Chennai Centre for China Studies
- Abbreviation: C3S
- Formation: 4 April 2008
- Headquarters: Chennai Centre for China Studies, No.37 TTK Road, CIT Colony, Alwarpet, Chennai-600018 Tamil Nadu, India
- Location: Chennai, India;
- Region served: India
- Director General: Commodore R. Seshadri Vasan
- Key people: Ambassador M. Ganapathi M. R. Sivaraman, IAS L. V. Krishnan Col.

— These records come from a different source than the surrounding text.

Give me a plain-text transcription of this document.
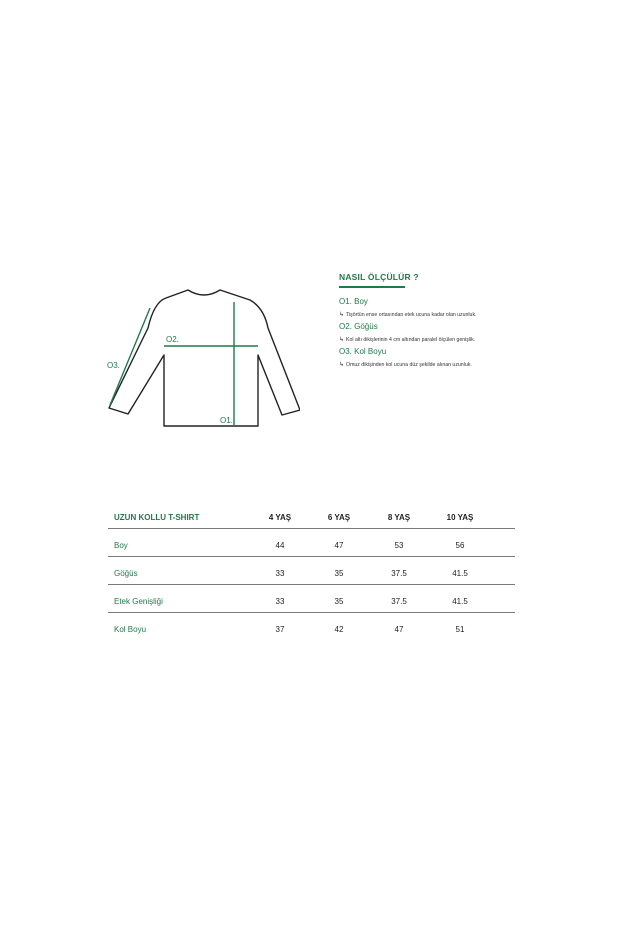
O1.
O2.
O3.
NASIL ÖLÇÜLÜR ?
O1. Boy
↳ Tişörtün ense ortasından etek ucuna kadar olan uzunluk.
O2. Göğüs
↳ Kol altı dikişlerinin 4 cm altından paralel ölçülen genişlik.
O3. Kol Boyu
↳ Omuz dikişinden kol ucuna düz şekilde alınan uzunluk.
UZUN KOLLU T-SHIRT	4 YAŞ	6 YAŞ	8 YAŞ	10 YAŞ
Boy	44	47	53	56
Göğüs	33	35	37.5	41.5
Etek Genişliği	33	35	37.5	41.5
Kol Boyu	37	42	47	51
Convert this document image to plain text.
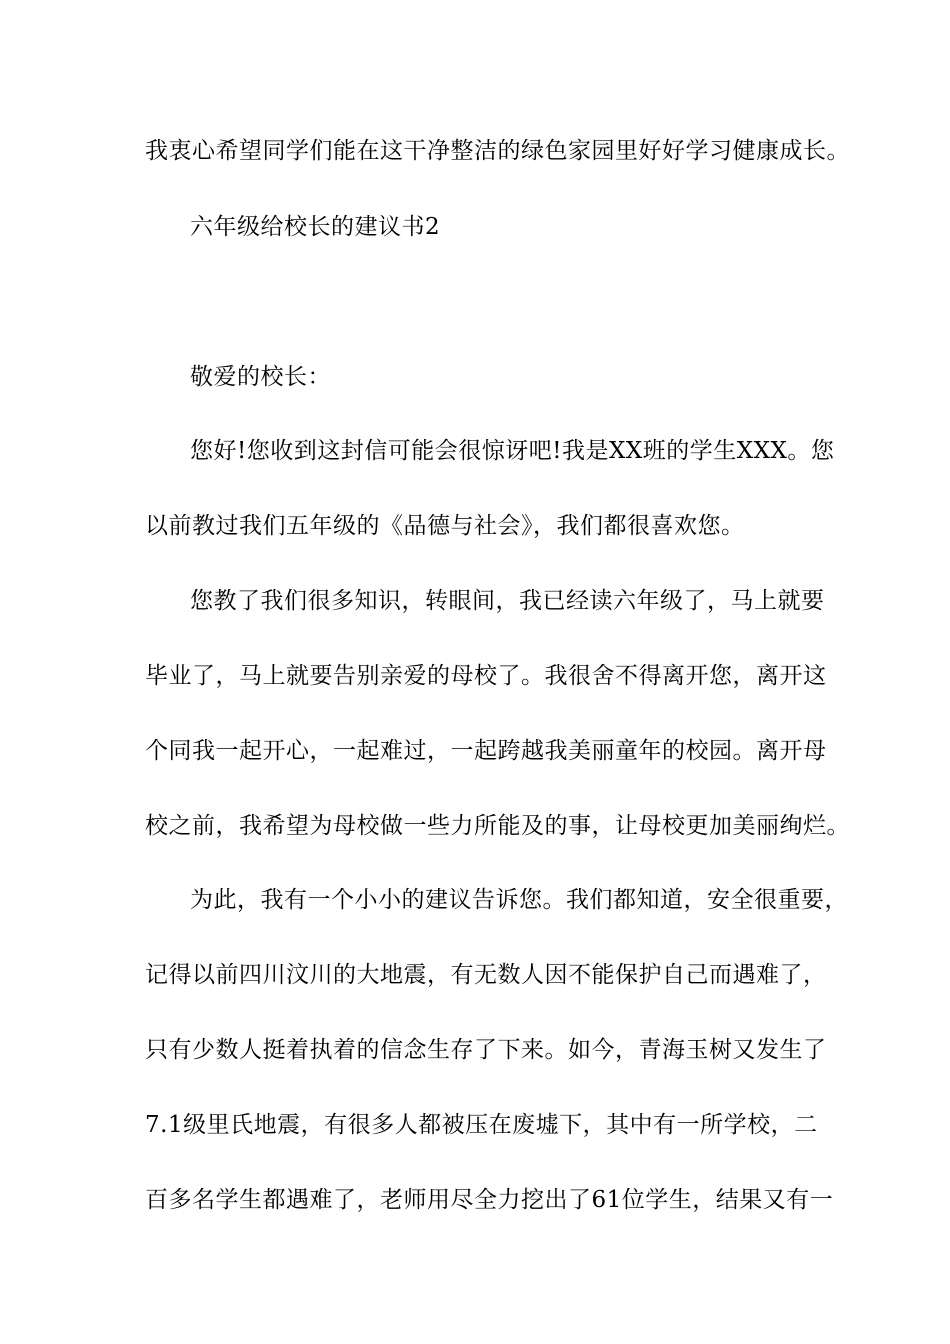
我衷心希望同学们能在这干净整洁的绿色家园里好好学习健康成长。
六年级给校长的建议书2
敬爱的校长：
您好!您收到这封信可能会很惊讶吧!我是XX班的学生XXX。您
以前教过我们五年级的《品德与社会》，我们都很喜欢您。
您教了我们很多知识，转眼间，我已经读六年级了，马上就要
毕业了，马上就要告别亲爱的母校了。我很舍不得离开您，离开这
个同我一起开心，一起难过，一起跨越我美丽童年的校园。离开母
校之前，我希望为母校做一些力所能及的事，让母校更加美丽绚烂。
为此，我有一个小小的建议告诉您。我们都知道，安全很重要，
记得以前四川汶川的大地震，有无数人因不能保护自己而遇难了，
只有少数人挺着执着的信念生存了下来。如今，青海玉树又发生了
7.1级里氏地震，有很多人都被压在废墟下，其中有一所学校，二
百多名学生都遇难了，老师用尽全力挖出了61位学生，结果又有一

R. Hariharan, VSM Sridharan Subramanyam Rajaram Muthukrishnan Sunil Rallan
- Website: www.c3sindia.org

= Chennai Centre for China Studies =

Indian think tank

The Chennai Centre for China Studies (C3S) is an Indian think tank that carries out research on developments in China offering a peninsular perspective and assigns priority to Indian policy interests.

== History ==
C3S was registered under the Tamil Nadu Societies Registration Act (1975) in 2008 and is a non-profit organization.

== Areas of research ==
- Business and Economics
- Defence and Security
- Geopolitics and Strategy
- Society and Politics
- Science and Technology
- Human Rights and Law
- Culture and History
- Environment and Health

== Young Minds of C3S ==
The Young Minds of C3S is an initiative taken by C3S that is designed to encourage a younger generation of China-oriented scholars to contribute to the academic and technical conversation around the subject of China and Indo-China relations.